For the Mam on the other hand, translation consultant and the translators reached a different decision: “The team and I discussed this issue in depth and concluded that the level of leadership of the other men was so extremely low (they are only mentioned once and were not even aware of the purpose of the trip) that the singulars could stand.”
The Hebrew that is translated as “let us swallow them alive like Sheol” or similar in English is translated in Mam with the existing metaphor “they will fall into our (eating-) bowl.” (Source: R. Bascom in Omanson 2001, p. 255)
See also may his name die out in the second generation for the same bowl metaphor.
The Hebrew that is translated as “may his name die out in the second generation” in English (i.e. may all of his male children and grandchildren die and leave no heir) in translated in Mam with the existing metaphor “may his bowl be overturned.” (Source: R. Bascom in Omanson 2001, p. 255)
See also let us swallow them alive like Sheol for the same bowl metaphor.
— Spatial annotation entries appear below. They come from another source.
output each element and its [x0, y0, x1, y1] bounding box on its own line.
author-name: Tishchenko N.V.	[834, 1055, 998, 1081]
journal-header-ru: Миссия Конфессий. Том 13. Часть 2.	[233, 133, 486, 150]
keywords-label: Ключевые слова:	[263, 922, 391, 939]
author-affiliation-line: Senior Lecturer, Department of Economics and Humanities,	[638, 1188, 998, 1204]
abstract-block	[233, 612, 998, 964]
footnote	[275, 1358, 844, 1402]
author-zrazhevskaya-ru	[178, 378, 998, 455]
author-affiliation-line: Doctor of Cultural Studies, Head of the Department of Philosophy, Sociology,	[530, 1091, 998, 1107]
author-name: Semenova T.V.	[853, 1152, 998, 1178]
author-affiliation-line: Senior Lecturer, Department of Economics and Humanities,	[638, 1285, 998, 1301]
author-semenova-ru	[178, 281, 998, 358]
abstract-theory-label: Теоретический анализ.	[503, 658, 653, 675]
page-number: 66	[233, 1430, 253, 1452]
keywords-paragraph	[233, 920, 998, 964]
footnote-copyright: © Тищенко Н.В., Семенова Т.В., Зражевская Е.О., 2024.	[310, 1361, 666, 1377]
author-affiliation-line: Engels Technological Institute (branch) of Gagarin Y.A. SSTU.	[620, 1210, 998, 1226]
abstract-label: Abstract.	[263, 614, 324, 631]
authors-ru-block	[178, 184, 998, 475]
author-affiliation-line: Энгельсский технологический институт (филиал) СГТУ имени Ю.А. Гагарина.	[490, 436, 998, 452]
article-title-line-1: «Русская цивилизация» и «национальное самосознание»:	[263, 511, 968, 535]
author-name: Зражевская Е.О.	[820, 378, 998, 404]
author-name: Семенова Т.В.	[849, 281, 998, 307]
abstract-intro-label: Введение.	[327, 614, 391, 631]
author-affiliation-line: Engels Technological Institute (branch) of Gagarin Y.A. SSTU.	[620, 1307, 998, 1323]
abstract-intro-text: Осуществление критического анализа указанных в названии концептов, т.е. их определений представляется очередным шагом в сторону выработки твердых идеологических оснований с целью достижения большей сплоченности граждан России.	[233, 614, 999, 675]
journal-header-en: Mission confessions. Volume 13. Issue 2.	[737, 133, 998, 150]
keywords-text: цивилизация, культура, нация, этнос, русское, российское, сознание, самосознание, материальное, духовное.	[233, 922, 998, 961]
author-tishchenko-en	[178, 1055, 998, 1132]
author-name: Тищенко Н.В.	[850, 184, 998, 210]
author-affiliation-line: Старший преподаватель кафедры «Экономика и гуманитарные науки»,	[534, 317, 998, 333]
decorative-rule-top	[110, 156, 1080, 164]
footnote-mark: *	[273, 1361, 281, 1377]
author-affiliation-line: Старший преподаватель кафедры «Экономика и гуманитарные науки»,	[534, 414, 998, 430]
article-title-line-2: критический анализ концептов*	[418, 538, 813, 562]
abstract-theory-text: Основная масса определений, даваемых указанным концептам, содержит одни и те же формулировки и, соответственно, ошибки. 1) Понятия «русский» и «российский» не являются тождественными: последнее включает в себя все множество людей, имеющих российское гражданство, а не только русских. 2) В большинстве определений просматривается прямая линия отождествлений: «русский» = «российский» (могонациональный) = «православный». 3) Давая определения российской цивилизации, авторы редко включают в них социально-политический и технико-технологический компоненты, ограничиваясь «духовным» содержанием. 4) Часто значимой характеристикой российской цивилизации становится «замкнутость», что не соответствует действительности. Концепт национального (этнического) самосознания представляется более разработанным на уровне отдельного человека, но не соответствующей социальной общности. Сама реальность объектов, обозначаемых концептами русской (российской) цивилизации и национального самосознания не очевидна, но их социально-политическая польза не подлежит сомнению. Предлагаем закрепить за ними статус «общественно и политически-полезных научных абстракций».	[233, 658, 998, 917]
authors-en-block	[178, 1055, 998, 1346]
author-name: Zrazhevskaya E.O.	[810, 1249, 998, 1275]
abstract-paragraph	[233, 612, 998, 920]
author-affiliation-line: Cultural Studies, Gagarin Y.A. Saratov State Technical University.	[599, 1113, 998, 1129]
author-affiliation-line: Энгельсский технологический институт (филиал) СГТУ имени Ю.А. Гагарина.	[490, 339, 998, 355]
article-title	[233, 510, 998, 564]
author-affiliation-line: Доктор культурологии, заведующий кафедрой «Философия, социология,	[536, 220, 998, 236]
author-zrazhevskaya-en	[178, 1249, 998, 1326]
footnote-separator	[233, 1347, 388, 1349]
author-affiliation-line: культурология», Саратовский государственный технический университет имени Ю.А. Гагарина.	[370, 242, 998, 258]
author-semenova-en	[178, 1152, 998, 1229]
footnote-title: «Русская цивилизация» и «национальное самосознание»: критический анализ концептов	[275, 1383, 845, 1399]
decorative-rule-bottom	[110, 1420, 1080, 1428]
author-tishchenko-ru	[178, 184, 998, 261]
The English New Revised Standard Version translates this as “he clothed himself with cursing as his coat, may it soak into his body like water, like oil into his bones.” Mam (Ostuncalco) has an expression which comes from the way liquor enters into the entire body to warm it, and they used this idiom to replace the two figures for complete identification of the curse with the person. “May the curse saturate him as liquor saturates the one who drinks it.”
The phrase that is translated in English versions as “incline your heart” is translated into Mam (Ostuncalco) as “throw your stomach.”
See also Seat of the Mind for traditional views of “ways of knowing, thinking, and feeling.”
The Hebrew that is rendered with “cry out” in English translation is translated into Mam (Ostuncalco) as “call out with all your stomach” (for emphasis).
The Hebrew term that is translated as “you will understand” (or “discern”) in English versions is translated into Mam (Ostuncalco) as “understand in your eye/face” (= understanding, insight.)
The Hebrew that is rendered in English versions as “Trust in the LORD with all your heart” is translated into Mam (Ostuncalco) as “sit your stomach down with God.”
See also Seat of the Mind for traditional views of “ways of knowing, thinking, and feeling” and trust.
The Hebrew that is rendered in English as “his word” is translated into Mam (Huehuetenango) as “his action.” Word and action may seem contrasting to us, but actually biblically word and action are closely related, especially in the context of a promise to do something, as here (whether God or Hannah).